Background: Pike has proposed "protected time" as one summary method for modeling reproductive risk factors in relation to ovarian cancer incidence. We evaluate this and other approaches to summarizing risk for ovarian cancer.
Methods: We identified 472 incident cases of ovarian cancer during 2,298,068 person-years of follow-up of 24- to 55-year-old premenopausal women at cohort inception. Reproductive exposures, use of oral contraceptives, and history of tubal ligation were evaluated.

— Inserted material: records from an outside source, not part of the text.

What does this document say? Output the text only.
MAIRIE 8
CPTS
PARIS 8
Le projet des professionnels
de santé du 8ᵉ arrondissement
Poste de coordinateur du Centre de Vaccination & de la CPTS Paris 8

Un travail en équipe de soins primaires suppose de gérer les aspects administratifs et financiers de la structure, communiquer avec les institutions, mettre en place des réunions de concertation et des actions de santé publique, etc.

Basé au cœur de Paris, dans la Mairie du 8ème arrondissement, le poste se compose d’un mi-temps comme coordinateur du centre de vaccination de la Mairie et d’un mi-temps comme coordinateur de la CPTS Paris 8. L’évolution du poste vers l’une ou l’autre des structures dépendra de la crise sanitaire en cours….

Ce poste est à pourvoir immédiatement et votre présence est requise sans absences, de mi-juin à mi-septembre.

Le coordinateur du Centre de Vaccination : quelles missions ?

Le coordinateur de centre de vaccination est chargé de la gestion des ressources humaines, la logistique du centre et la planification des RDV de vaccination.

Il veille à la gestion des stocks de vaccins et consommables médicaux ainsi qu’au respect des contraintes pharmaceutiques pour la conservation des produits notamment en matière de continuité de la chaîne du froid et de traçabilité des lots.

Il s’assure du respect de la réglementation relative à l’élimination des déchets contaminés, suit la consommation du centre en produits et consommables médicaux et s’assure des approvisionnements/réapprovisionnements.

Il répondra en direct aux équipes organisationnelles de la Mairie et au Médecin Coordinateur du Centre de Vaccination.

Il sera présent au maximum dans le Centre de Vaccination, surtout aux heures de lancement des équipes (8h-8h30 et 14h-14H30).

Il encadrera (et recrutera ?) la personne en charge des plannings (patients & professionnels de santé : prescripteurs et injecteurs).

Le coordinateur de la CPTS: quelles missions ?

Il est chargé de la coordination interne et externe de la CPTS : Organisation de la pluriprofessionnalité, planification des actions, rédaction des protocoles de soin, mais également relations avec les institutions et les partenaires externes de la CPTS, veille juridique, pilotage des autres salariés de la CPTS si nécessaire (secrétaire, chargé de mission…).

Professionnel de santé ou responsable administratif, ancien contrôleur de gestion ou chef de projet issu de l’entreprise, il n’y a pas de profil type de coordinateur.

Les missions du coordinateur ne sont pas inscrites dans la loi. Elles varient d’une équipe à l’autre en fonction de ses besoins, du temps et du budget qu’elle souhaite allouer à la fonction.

Results: Age at menopause is directly related to cumulative risk of ovarian cancer up to age 70 years (age 55 vs. age 45, risk increase = 62%; 95% confidence interval = 36 to 96%) and age at menarche is inversely related to risk (age 15 vs. 11, risk reduction = 31%; 27-34%). Use of oral contraceptives for 5 years before age 30 decreases risk of ovarian cancer to age 70 by 37% (32 to 41%). Tubal ligation reduces risk up to age 70 by 21% (-2 to 38%). Parity reduces risk, independent of age at first birth and age at last birth. A model summarizing years of ovulation offers a fit comparable to a more complex modeling of reproductive variables. The model fit is good, with a concordance statistic of 0.60 (0.57 to 0.62) indicating reasonable ability to differentiate those who will develop ovarian cancer from those who will remain disease free.
Conclusion: This model may be applied in the identification of women at high risk for ovarian cancer, for example, in selecting candidates for prevention trials.